Когда Неймана вывели из подвала, Кнотте громко причмокнул.
– Я бы чего-нибудь съел, а то в животе урчит. Отправляйся, Морди, бегом в корчму, и скажи, чтобы мне приготовили хороший обед. Только чтоб горячий ждал на столе, когда я доплетусь. Ты понял?
– Конечно, мастер.
– А в общем, ты справился лучше, чем я думал. – Он бросил на меня взгляд, в котором на этот раз можно было прочесть немного доброжелательности.
– Спасибо. Я буду стараться.
– Ну что такое, парень? Ты не до конца уверен, что и как, хм?
– Этот человек, этот Нейман... – решил я ответить после долгой паузы.
– Та-ак?
– Я убил крысу в его мастерской, а ему противно было даже смотреть на тушку. И он вопил, чтобы я выбросил её как можно скорее...
– И что с того? – Взгляд мастера Альберта потяжелел, и доброжелательность исчезла из его глаз.
– Разве человек, который боится дохлой крысы и дрожит, видя крысиную кровь, устроил бы такую резню?
– Неисповедимы пути Господни, – резюмировал Кнотте. – Помни, что это сумасшедший, и не забивай себе голову. Лучше радуйся, что мы вернёмся домой с полными кошельками и что мы проделали большую работу во славу Господа.
Может, ты и вернёшься с полным кошельком, подумал я взбешённо, но я-то точно нет. Конечно, мне даже в голову не пришло произнести эти слова вслух. Так что я промолчал в ответ на его слова.
– Послушай, Морди, – прошипел Кнотте и я видел, что он разозлён тем, что я и в этот раз льстиво не признал его правоту. – У нас есть виновный, и я считаю дело законченным.
– У нас есть человека, который признал вину, – уточнил я, хотя прекрасно знал, что мне вообще не стоило говорить.
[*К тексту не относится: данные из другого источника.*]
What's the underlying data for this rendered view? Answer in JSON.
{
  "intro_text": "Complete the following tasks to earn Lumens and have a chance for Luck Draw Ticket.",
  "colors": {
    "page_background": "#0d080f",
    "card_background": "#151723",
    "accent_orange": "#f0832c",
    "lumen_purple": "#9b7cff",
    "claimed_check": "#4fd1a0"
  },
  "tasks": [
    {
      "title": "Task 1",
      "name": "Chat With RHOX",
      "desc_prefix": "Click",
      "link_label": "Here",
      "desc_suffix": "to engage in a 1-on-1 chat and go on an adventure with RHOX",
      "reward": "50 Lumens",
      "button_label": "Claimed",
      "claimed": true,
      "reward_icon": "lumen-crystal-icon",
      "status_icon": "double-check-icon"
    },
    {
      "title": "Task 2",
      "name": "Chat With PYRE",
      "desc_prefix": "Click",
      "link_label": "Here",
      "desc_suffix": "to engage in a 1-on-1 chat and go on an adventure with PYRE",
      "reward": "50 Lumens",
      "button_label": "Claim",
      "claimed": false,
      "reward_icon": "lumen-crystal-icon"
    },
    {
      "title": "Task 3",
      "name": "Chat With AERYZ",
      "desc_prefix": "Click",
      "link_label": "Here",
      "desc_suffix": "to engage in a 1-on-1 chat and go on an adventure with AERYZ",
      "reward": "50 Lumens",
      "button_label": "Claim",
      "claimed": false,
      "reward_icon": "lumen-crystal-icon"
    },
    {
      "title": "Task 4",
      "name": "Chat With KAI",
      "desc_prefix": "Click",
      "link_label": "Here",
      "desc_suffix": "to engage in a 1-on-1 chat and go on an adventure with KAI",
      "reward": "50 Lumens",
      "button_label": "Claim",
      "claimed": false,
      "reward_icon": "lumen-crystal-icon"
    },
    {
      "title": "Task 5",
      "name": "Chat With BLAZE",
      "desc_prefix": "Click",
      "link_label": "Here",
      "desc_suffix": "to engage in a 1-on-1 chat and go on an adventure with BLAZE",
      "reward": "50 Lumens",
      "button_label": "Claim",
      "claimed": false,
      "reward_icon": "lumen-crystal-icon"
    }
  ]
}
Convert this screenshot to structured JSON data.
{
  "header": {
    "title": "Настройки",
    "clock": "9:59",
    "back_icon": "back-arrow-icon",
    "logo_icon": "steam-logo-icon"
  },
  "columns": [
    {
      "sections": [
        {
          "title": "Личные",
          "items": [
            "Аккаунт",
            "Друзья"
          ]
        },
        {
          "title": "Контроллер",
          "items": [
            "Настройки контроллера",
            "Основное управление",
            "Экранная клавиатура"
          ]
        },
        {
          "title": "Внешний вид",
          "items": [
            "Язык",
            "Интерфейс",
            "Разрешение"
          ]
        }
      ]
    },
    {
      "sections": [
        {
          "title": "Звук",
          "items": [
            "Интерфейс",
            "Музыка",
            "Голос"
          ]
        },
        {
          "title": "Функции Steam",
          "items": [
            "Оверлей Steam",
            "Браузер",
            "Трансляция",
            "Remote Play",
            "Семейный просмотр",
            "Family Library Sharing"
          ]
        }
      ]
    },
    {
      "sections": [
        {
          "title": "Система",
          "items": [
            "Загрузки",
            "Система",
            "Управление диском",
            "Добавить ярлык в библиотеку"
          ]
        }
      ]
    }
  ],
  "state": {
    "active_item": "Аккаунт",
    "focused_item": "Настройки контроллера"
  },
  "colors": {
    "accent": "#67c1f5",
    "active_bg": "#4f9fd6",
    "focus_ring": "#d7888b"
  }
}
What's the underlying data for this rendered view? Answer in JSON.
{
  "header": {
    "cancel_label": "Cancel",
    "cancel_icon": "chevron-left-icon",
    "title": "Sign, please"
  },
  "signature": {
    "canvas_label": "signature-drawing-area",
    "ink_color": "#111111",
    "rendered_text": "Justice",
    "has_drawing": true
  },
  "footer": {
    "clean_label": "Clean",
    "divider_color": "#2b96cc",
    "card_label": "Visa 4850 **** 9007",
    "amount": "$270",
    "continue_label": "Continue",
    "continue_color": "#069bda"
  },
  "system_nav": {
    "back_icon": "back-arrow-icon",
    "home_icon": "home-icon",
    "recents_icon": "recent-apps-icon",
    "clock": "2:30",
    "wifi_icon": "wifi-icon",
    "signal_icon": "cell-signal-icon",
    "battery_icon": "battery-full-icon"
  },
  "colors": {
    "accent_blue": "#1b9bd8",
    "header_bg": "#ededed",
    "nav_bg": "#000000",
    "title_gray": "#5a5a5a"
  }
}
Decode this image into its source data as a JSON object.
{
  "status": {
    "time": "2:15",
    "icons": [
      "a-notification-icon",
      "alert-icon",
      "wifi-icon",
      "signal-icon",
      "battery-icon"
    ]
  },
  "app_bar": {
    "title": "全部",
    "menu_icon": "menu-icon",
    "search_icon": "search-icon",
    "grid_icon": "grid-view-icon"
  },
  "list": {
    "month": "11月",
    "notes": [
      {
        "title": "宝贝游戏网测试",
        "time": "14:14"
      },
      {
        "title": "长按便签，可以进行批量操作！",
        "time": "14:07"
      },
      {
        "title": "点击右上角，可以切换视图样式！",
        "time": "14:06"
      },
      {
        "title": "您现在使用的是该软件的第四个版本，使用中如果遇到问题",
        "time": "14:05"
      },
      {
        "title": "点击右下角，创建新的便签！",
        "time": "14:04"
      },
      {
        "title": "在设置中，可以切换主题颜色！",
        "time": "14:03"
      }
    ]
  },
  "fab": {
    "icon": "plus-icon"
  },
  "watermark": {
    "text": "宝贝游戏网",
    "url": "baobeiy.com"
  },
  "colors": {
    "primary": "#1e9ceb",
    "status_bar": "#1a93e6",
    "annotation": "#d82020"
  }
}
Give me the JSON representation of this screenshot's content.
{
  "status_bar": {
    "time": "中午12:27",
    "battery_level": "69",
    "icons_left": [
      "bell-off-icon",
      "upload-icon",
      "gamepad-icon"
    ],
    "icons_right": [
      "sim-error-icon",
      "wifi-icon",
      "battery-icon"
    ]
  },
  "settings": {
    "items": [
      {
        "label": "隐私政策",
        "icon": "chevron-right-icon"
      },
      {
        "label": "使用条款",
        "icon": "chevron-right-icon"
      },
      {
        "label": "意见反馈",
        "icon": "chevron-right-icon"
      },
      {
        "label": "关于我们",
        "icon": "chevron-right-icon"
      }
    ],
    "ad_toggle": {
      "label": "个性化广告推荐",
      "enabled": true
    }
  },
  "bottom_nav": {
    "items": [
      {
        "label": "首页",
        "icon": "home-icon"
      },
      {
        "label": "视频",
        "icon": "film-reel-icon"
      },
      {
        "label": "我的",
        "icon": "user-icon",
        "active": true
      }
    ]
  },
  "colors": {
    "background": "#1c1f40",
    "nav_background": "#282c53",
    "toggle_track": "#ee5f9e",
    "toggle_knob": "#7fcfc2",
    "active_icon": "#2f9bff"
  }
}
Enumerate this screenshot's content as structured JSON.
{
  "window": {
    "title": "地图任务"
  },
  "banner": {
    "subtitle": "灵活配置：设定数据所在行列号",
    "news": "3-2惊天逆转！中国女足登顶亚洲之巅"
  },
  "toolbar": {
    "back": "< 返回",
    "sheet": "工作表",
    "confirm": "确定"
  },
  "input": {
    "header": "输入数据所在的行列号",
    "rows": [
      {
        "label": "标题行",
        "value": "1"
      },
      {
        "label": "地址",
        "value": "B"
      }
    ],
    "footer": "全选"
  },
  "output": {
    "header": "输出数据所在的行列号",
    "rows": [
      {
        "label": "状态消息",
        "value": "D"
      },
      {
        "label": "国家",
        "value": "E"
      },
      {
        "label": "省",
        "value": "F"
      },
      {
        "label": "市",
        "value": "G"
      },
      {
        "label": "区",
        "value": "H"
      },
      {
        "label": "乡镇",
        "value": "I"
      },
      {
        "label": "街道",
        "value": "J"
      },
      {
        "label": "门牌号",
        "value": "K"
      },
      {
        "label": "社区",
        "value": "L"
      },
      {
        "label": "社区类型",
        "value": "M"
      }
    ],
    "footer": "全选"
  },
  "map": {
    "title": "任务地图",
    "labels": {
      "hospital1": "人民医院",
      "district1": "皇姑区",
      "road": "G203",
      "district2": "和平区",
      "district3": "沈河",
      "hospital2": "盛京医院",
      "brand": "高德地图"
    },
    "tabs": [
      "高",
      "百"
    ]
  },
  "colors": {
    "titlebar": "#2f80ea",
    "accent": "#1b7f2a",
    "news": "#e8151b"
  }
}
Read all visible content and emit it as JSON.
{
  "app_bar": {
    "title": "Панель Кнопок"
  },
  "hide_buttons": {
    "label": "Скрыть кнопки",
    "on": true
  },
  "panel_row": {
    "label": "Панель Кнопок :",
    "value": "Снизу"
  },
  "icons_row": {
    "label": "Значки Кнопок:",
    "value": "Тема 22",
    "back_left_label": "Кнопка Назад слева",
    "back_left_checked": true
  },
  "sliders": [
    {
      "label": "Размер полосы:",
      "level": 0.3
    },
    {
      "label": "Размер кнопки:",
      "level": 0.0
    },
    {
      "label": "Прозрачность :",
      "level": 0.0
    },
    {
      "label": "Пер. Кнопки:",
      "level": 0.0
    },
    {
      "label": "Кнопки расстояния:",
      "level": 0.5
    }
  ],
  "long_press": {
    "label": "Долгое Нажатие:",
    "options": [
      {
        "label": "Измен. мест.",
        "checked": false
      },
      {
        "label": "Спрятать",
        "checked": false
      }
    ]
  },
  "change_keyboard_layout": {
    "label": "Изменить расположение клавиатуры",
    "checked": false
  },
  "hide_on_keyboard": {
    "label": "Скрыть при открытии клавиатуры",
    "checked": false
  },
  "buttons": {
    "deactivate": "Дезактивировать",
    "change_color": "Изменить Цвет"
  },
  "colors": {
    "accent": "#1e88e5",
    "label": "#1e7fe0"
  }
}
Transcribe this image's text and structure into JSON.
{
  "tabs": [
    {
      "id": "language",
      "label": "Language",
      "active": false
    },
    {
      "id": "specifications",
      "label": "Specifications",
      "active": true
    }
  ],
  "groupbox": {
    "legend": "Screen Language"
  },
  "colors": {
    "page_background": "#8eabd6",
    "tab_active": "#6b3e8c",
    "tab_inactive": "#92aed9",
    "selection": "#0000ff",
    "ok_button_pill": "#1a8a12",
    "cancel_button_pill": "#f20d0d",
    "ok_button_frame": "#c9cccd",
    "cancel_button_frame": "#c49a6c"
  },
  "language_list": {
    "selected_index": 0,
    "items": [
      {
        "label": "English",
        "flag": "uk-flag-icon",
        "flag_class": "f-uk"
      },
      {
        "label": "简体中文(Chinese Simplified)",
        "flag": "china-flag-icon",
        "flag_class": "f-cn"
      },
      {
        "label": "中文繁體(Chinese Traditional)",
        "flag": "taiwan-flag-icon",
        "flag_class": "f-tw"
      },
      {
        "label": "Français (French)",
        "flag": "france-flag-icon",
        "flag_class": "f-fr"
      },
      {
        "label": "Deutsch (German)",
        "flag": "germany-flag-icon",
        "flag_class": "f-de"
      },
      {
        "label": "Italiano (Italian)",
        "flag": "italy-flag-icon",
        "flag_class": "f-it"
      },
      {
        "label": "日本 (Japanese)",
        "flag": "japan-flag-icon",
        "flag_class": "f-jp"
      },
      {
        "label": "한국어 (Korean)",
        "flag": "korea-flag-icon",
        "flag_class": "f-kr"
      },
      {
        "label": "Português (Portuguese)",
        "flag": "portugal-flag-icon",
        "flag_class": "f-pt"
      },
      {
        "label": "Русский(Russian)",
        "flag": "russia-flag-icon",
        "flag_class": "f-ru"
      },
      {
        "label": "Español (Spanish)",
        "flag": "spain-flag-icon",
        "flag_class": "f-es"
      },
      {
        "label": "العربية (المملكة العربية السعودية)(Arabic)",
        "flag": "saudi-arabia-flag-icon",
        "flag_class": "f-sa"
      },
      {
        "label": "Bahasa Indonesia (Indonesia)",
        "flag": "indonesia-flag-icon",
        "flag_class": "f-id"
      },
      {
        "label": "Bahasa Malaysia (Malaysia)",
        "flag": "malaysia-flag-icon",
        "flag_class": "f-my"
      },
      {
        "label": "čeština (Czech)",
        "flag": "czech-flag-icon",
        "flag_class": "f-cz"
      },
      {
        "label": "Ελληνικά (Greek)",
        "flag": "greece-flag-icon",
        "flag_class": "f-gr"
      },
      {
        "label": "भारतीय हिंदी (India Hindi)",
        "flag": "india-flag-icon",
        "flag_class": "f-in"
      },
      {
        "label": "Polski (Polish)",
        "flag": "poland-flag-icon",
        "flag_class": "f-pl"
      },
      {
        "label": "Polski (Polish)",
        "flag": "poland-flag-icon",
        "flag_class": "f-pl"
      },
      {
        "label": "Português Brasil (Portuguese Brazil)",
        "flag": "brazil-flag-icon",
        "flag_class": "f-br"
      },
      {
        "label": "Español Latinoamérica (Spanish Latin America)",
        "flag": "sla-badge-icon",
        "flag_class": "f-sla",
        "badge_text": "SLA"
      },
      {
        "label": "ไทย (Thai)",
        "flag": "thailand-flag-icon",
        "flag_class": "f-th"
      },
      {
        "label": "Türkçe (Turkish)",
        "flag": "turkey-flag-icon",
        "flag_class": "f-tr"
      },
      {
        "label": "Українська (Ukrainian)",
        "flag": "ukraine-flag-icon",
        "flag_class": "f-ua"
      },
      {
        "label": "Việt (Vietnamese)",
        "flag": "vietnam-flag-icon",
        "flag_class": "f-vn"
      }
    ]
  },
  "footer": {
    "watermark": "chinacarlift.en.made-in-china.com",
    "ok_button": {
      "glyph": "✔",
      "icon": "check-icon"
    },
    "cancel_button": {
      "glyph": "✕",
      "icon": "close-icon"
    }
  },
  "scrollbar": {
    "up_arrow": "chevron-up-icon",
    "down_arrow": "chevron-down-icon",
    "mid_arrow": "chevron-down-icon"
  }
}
Но разговор с Кнотте напоминал расчёсывание заострённым колышком свербящего нарыва. Человек знает, что поступает глупо, но всё равно чувствует потребность калечить себя дальше. А ведь я знал, что мастер Альберт торопился получить награду и покинуть владения маркграфини. Что будет происходить потом, его уже не волновало.
– Это одно и то же, – рявкнул он. – А ты, Морди, не трепи попусту языком, если хочешь сохранить мою благосклонность. И если хочешь стать инквизитором.
– Конечно, мастер, – ответил я. – Прошу меня простить.
– Ну! – Он хлопнул меня по щеке, настолько легко, что это можно было считать лаской, но в то же время достаточно сильно, чтобы принять этот жест за форму наказания. – Держись меня, малой, и не пропадёшь.
– Я последую вашему совету, мастер Альберт.
– Хороший мальчик. А теперь беги в корчму, не то я дам тебе такого пинка, что ты до неё долетишь. – Он добродушно рассмеялся, а его добродушие должно было дать мне понять, что угрозу пинка не нужно воспринимать слишком серьёзно.